Sono molti gli esponenti politici cui è capitato di “morire” su Twitter. È capitato a Giulio Andreotti e a Fidel Castro, per esempio. Ed è capitato, negli ultimissimi giorni, anche a Hugo Chávez. Per quanto la notizia del passaggio a miglior vita del leader bolivariano sia priva di fondamento, è indubbio che le sue condizioni di salute siano critiche: ricoverato a Cuba e operato di cancro per la quarta volta, Chávez sarebbe attualmente alle prese, secondo molte fonti stampa, con una grave insufficienza respiratoria dovuta a un’infezione polmonare.
Le condizioni di salute di Chávez hanno naturalmente una rilevanza politica e dirette conseguenze sulla vita istituzionale venezuelana. Chávez dovrebbe giurare fedeltà di fronte alla Corte suprema il 10 gennaio prossimo, ufficializzando e rendendo effettiva, in questo modo, la vittoria elettorale dello scorso 7 ottobre, ottenuta con una decina di punti percentuali di vantaggio sul leader dell’opposizione Henrique Capriles.
Sarà in grado di farlo? Nel caso di impossibilità a giurare da parte del presidente, l’articolo 233 della Costituzione venezuelana distingue tra “assenza assoluta” (morte, dimissioni, destituzione, incapacità oggettiva e prolungata di governare) e “assenza temporanea”. Nel primo caso la Costituzione prevede che i poteri presidenziali siano conferiti al Presidente dell’Assemblea Nazionale (attualmente, Diosdado Cabello) e che siano indette nuove elezioni entro 30 giorni. In caso di assenza temporanea, spetterebbe invece al vicepresidente assumere la reggenza per 90 giorni, prorogabili, previo voto parlamentare, per altri 90. Sarebbe quindi il parlamento a decidere se l’assenza sia ancora da considerarsi temporanea o se vada considerata assoluta.
Sia Diosdado Cabello, tra i pretendenti alla successione, sia Nicolas Maduro, delfino dello stesso Chávez, si sono affrettati ad affermare che Hugo Chávez è e resta il presidente della nazione.

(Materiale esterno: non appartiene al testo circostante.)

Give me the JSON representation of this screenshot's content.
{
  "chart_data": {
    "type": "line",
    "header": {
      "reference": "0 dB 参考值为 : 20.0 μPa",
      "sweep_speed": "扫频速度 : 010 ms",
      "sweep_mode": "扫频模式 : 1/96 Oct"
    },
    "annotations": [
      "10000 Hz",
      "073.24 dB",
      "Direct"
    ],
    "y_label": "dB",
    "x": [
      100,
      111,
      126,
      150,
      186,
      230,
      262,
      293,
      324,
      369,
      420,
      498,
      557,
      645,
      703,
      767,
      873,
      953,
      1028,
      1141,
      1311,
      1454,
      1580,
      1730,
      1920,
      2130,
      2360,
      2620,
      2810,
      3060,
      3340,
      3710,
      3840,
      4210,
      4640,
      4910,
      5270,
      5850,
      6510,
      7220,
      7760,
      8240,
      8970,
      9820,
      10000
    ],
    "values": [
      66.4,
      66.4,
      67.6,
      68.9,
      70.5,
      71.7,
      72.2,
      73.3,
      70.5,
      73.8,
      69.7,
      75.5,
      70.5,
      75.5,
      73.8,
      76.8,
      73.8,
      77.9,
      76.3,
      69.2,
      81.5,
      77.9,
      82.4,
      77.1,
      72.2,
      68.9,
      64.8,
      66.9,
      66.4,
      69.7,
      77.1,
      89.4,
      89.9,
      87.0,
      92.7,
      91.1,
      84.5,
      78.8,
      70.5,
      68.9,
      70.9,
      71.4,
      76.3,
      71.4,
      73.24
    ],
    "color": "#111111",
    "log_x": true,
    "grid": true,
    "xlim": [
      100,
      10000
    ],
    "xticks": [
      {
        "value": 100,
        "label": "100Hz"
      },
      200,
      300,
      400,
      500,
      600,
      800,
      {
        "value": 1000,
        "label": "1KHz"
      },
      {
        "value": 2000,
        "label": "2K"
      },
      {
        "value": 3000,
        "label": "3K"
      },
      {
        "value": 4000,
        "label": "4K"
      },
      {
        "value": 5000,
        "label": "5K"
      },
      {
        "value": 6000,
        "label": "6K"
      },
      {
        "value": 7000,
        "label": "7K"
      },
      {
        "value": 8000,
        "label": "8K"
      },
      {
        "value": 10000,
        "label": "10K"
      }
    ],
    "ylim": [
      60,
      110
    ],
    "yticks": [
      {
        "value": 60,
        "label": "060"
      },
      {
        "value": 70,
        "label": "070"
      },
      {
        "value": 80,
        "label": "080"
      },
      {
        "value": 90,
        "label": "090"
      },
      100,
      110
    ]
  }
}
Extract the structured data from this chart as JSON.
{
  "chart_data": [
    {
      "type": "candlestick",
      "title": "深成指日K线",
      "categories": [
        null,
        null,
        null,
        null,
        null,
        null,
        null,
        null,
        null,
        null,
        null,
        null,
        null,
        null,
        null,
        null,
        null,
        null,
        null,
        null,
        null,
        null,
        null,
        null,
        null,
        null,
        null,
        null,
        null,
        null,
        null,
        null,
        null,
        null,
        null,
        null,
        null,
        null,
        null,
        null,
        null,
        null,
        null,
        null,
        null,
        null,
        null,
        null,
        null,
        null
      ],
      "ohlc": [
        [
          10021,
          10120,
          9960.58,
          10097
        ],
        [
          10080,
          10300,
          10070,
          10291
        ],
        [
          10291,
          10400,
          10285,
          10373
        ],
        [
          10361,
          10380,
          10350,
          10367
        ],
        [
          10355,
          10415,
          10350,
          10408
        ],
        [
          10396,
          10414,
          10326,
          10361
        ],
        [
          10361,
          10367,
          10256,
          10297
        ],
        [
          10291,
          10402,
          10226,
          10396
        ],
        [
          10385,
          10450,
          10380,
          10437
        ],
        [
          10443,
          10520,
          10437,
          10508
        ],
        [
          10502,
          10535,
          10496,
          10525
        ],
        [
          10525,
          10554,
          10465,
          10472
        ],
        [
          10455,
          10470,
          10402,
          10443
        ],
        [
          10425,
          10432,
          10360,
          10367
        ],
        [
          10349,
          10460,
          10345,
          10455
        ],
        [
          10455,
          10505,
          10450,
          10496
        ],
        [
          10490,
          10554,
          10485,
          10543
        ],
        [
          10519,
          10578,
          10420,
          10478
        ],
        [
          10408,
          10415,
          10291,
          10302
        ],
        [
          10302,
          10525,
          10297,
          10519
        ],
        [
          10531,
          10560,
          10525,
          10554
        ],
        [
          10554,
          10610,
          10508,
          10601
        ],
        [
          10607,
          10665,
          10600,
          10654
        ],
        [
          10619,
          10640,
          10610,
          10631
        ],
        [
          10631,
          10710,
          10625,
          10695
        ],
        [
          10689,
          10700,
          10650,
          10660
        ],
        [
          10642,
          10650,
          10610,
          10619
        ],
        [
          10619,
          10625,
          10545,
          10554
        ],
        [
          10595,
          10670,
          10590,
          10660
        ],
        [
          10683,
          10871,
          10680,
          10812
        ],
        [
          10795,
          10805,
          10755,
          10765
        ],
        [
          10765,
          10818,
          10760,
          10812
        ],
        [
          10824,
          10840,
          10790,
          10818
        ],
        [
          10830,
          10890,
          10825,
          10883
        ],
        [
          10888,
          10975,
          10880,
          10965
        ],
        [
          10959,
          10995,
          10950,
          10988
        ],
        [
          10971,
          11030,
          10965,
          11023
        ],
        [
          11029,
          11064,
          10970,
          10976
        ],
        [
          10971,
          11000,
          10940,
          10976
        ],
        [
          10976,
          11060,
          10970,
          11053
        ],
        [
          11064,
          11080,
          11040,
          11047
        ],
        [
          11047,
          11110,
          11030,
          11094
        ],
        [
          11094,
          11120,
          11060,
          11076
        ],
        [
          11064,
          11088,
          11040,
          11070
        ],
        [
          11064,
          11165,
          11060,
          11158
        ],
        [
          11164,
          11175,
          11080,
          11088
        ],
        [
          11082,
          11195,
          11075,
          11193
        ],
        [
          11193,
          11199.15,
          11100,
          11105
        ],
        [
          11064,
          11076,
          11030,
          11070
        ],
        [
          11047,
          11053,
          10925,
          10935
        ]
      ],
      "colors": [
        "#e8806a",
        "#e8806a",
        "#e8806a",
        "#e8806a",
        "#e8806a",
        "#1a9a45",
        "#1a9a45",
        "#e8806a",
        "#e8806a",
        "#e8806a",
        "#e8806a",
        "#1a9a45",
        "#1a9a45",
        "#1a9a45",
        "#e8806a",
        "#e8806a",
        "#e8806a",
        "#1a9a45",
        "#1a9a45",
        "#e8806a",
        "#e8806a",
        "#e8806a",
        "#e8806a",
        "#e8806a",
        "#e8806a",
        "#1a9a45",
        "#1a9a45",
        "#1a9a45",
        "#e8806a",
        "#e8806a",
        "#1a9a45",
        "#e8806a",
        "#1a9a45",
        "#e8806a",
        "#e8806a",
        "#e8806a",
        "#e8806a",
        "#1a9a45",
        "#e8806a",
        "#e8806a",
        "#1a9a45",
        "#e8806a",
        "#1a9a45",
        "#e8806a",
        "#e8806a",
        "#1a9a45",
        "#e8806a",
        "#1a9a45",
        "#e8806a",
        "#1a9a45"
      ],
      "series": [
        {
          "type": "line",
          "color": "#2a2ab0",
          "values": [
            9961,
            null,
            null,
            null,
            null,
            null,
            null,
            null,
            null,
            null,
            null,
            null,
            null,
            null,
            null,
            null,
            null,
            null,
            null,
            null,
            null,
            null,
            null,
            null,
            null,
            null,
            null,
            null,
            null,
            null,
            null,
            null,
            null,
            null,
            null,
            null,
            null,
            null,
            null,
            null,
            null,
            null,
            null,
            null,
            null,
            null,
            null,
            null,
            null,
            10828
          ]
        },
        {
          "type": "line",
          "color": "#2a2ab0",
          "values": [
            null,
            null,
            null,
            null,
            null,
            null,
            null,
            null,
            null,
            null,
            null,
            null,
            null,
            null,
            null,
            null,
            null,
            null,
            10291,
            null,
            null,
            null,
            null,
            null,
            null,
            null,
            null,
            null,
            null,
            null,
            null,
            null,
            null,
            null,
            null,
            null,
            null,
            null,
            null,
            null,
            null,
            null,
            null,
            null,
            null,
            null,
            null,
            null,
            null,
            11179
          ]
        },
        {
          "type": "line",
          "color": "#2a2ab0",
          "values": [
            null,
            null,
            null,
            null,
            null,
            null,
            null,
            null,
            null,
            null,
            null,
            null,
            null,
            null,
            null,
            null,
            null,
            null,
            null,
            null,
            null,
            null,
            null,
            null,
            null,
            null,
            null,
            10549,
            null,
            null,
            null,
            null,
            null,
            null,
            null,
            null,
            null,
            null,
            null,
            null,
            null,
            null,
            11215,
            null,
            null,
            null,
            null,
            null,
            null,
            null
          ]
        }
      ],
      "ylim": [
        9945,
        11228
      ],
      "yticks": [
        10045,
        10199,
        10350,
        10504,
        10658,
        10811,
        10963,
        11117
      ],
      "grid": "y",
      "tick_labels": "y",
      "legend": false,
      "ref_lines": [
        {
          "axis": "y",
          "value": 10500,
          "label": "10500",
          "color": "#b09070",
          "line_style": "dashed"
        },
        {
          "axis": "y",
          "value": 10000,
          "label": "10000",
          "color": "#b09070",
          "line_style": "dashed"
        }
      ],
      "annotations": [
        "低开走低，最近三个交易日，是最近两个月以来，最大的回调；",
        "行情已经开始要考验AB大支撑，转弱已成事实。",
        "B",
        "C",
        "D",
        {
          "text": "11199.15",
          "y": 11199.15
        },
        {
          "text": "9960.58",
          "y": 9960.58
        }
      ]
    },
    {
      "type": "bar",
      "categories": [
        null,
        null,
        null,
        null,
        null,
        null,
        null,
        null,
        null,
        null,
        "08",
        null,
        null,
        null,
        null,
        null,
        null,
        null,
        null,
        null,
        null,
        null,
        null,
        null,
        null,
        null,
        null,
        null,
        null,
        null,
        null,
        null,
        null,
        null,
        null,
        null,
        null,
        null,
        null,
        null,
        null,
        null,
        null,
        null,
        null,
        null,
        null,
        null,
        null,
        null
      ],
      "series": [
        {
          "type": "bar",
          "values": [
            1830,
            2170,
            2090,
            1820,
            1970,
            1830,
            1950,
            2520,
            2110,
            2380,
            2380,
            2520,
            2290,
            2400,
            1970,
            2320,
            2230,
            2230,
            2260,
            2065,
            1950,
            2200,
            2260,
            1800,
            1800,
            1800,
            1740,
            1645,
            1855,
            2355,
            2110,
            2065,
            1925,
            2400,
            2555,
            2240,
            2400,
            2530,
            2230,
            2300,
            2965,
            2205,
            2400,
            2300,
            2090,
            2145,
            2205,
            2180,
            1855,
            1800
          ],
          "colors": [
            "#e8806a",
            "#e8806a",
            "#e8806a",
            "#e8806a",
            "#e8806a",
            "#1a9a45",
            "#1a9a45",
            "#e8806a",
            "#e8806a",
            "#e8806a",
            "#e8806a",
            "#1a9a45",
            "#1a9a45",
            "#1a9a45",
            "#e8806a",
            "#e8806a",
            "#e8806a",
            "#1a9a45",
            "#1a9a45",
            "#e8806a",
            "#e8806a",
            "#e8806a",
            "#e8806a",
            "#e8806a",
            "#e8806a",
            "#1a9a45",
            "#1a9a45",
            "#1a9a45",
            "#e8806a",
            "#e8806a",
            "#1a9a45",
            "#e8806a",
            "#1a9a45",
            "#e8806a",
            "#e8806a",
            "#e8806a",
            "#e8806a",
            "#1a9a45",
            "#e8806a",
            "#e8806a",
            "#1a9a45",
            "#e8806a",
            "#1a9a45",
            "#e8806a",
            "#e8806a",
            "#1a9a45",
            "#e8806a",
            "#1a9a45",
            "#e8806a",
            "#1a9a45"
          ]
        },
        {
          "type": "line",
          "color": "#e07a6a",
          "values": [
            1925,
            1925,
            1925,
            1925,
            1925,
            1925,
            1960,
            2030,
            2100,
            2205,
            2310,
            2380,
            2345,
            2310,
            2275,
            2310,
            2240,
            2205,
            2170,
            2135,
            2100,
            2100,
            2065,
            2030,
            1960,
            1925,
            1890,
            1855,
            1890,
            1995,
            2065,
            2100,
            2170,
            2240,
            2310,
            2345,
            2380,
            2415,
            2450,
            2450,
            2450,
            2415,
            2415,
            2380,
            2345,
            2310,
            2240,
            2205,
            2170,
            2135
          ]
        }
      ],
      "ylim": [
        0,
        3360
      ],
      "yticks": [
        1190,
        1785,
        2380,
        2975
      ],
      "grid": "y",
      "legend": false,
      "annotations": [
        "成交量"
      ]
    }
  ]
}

Ma prima i fedelissimi del presidente avevano ipotizzato la possibilità, come scritto per esempio dal Fatto quotidiano, di tenere la cerimonia del giuramento presso l’ambasciata venezuelana all’Avana, a tutti gli effetti territorio venezuelano. Maduro avrebbe avuto, per un tempo indefinito, la reggenza, aggirando l’obbligo di nuove elezioni e insediandosi, di fatto, alla successione del Presidente.
L’ipotesi – che avrebbe cancellato i sogni di grandezza (e di potere) di Cabello, che contende a Maduro il ruolo di leader post- Chávez – è velocemente tramontata. Lo stesso leader dell’opposizione Capriles è intervenuto, in maniera netta, sulla questione-giuramento (definito “pura formalità” anche da Maduro): “La persona che non possa prestare giuramento nel giorno stabilito non perde comunque la sua condizione di presidente eletto”.
Quali scenari si possono prevedere, in caso di “assenza assoluta” di Chávez? Difficile tracciare un disegno convincente e compiuto. Senz’altro, il Partito socialista unito del Venezuela, per quanto Chávez ne rappresenti l’anima carismatica e la colonna portante, non morirà con lui; e, altrettanto certamente, per restare al potere il partito non potrà fare a meno di mantenere un ampio consenso popolare.
Saranno massimamente determinanti, soprattutto, gli interessi economici internazionali e le connesse pressioni politiche e diplomatiche. Perché, non dimentichiamolo, al netto di retorica e ideologia, la politica del partito bolivariano, antiamericana e nazionalista, si colloca saldamente e indubbiamente nel capitalismo.